Chemical Thermodynamics Chapter 4 Chemistry Class 12 Textbook Solution

Given:

• Mass of O₂ = 24 g
• Initial pressure = \(P_1 = 1.6\) bar
• Final pressure = \(P_2 = 1\) bar
• Temperature = \(T = 298\) K

To find: Maximum work (\(W_{\text{max}}\))

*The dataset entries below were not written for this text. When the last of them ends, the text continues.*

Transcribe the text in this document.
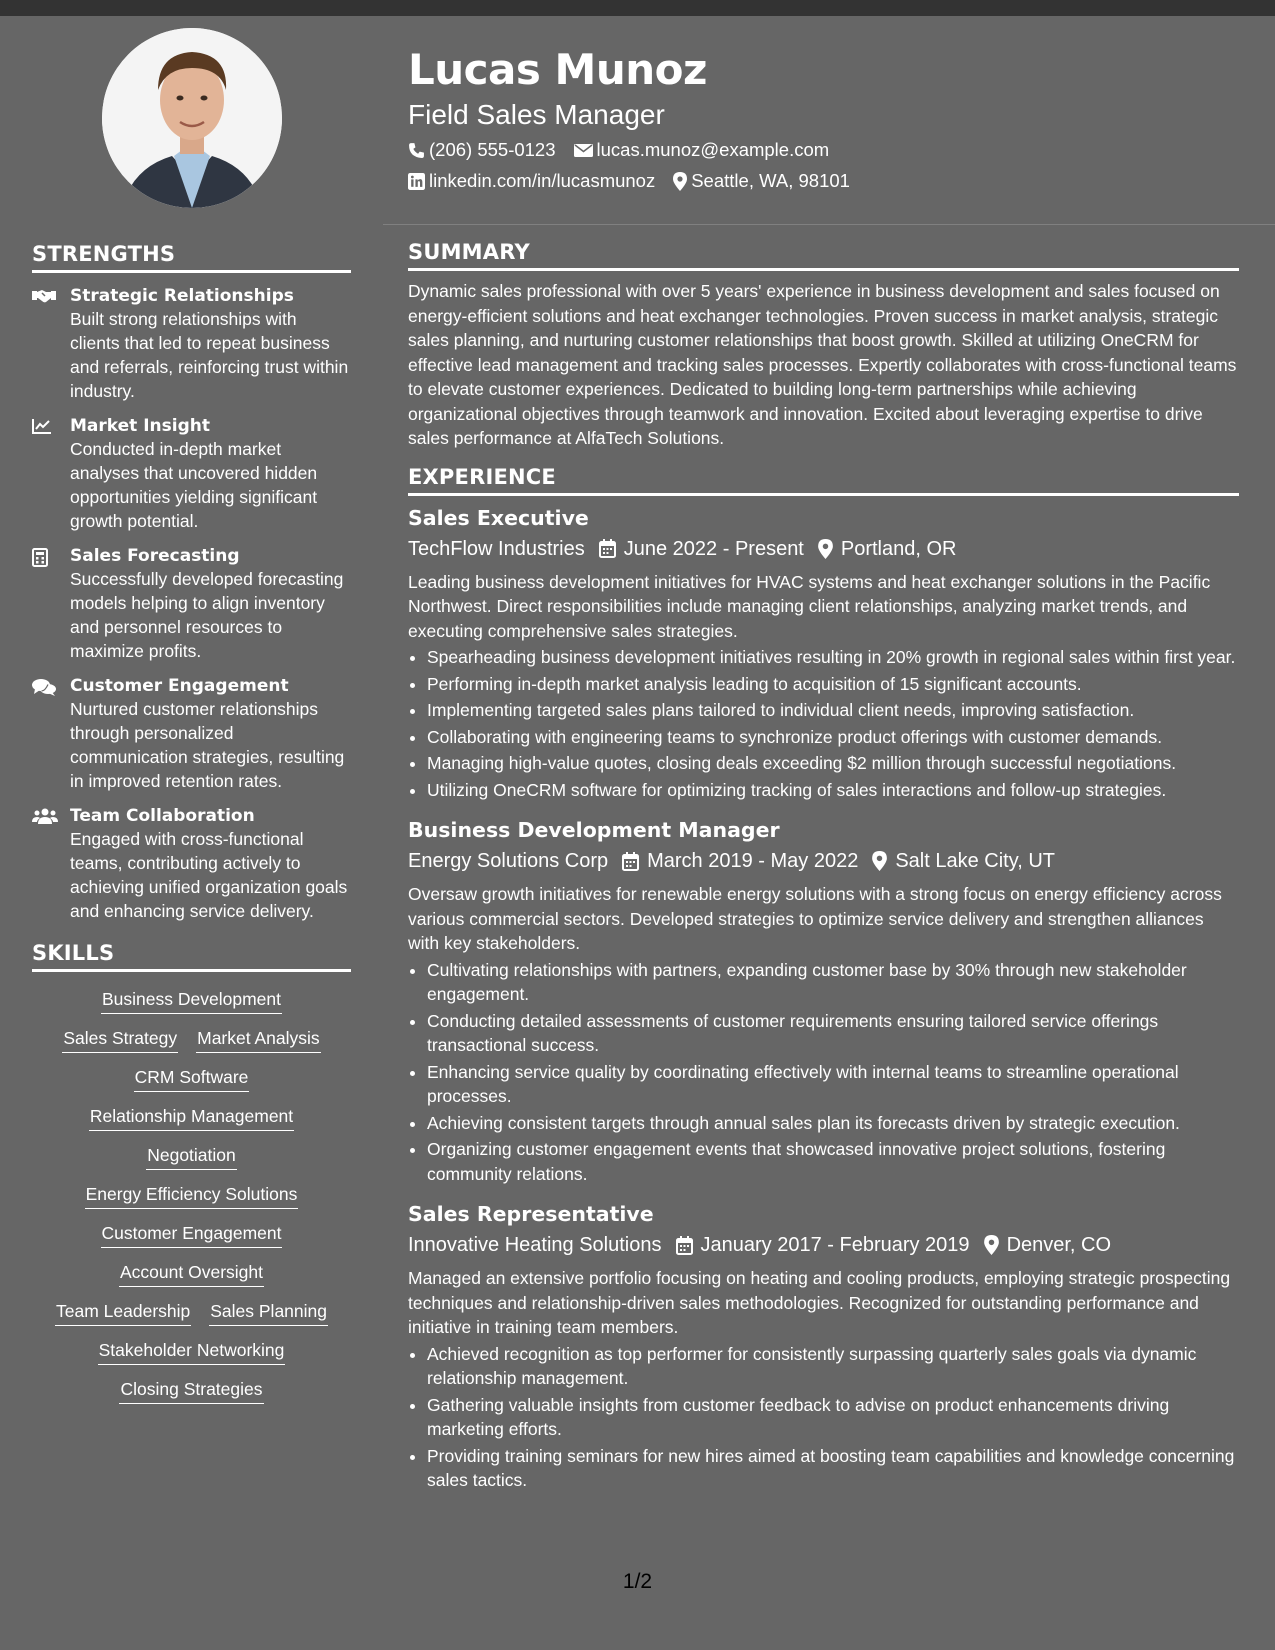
STRENGTHS
Strategic Relationships
Built strong relationships with clients that led to repeat business and referrals, reinforcing trust within industry.
Market Insight
Conducted in-depth market analyses that uncovered hidden opportunities yielding significant growth potential.
Sales Forecasting
Successfully developed forecasting models helping to align inventory and personnel resources to maximize profits.
Customer Engagement
Nurtured customer relationships through personalized communication strategies, resulting in improved retention rates.
Team Collaboration
Engaged with cross-functional teams, contributing actively to achieving unified organization goals and enhancing service delivery.
SKILLS
Business Development
Sales Strategy Market Analysis
CRM Software
Relationship Management
Negotiation
Energy Efficiency Solutions
Customer Engagement
Account Oversight
Team Leadership Sales Planning
Stakeholder Networking
Closing Strategies
Lucas Munoz
Field Sales Manager
(206) 555-0123 lucas.munoz@example.com
linkedin.com/in/lucasmunoz Seattle, WA, 98101
SUMMARY
Dynamic sales professional with over 5 years' experience in business development and sales focused on energy-efficient solutions and heat exchanger technologies. Proven success in market analysis, strategic sales planning, and nurturing customer relationships that boost growth. Skilled at utilizing OneCRM for effective lead management and tracking sales processes. Expertly collaborates with cross-functional teams to elevate customer experiences. Dedicated to building long-term partnerships while achieving organizational objectives through teamwork and innovation. Excited about leveraging expertise to drive sales performance at AlfaTech Solutions.
EXPERIENCE
Sales Executive
TechFlow Industries June 2022 - Present Portland, OR
Leading business development initiatives for HVAC systems and heat exchanger solutions in the Pacific Northwest. Direct responsibilities include managing client relationships, analyzing market trends, and executing comprehensive sales strategies.
• Spearheading business development initiatives resulting in 20% growth in regional sales within first year.
• Performing in-depth market analysis leading to acquisition of 15 significant accounts.
• Implementing targeted sales plans tailored to individual client needs, improving satisfaction.
• Collaborating with engineering teams to synchronize product offerings with customer demands.
• Managing high-value quotes, closing deals exceeding $2 million through successful negotiations.
• Utilizing OneCRM software for optimizing tracking of sales interactions and follow-up strategies.
Business Development Manager
Energy Solutions Corp March 2019 - May 2022 Salt Lake City, UT
Oversaw growth initiatives for renewable energy solutions with a strong focus on energy efficiency across various commercial sectors. Developed strategies to optimize service delivery and strengthen alliances with key stakeholders.
• Cultivating relationships with partners, expanding customer base by 30% through new stakeholder engagement.
• Conducting detailed assessments of customer requirements ensuring tailored service offerings transactional success.
• Enhancing service quality by coordinating effectively with internal teams to streamline operational processes.
• Achieving consistent targets through annual sales plan its forecasts driven by strategic execution.
• Organizing customer engagement events that showcased innovative project solutions, fostering community relations.
Sales Representative
Innovative Heating Solutions January 2017 - February 2019 Denver, CO
Managed an extensive portfolio focusing on heating and cooling products, employing strategic prospecting techniques and relationship-driven sales methodologies. Recognized for outstanding performance and initiative in training team members.
• Achieved recognition as top performer for consistently surpassing quarterly sales goals via dynamic relationship management.
• Gathering valuable insights from customer feedback to advise on product enhancements driving marketing efforts.
• Providing training seminars for new hires aimed at boosting team capabilities and knowledge concerning sales tactics.
1/2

Formula: \(W_{\text{max}} = -2.303 \cdot nRT \cdot \log_{10} \frac{P_1}{P_2}\)

Calculation:

• Number of moles of O₂ (\(n\)) = \(\frac{24 \, \text{g}}{32 \, \text{g mol}^{-1}} = 0.75 \, \text{mol}\)
• Gas constant (\(R\)) = \(8.314 \, \text{J K}^{-1} \, \text{mol}^{-1}\)

Now, using the formula:

\[W_{\text{max}} = -2.303 \cdot nRT \cdot \log_{10} \frac{P_1}{P_2}\]

Substituting the values:

\[W_{\text{max}} = -2.303 \cdot 0.75 \, \text{mol} \cdot 8.314 \, \text{J K}^{-1} \, \text{mol}^{-1} \cdot 298 \, \text{K} \cdot \log_{10} \frac{1.6}{1}\]

Calculating further:

\[W_{\text{max}} = -2.303 \cdot 0.75 \cdot 8.314 \cdot 298 \cdot 0.2041\]

Finally:

\[W_{\text{max}} = -873.4 \, \text{J}\]

The maximum work done is \(-873.4 \, \text{J}\).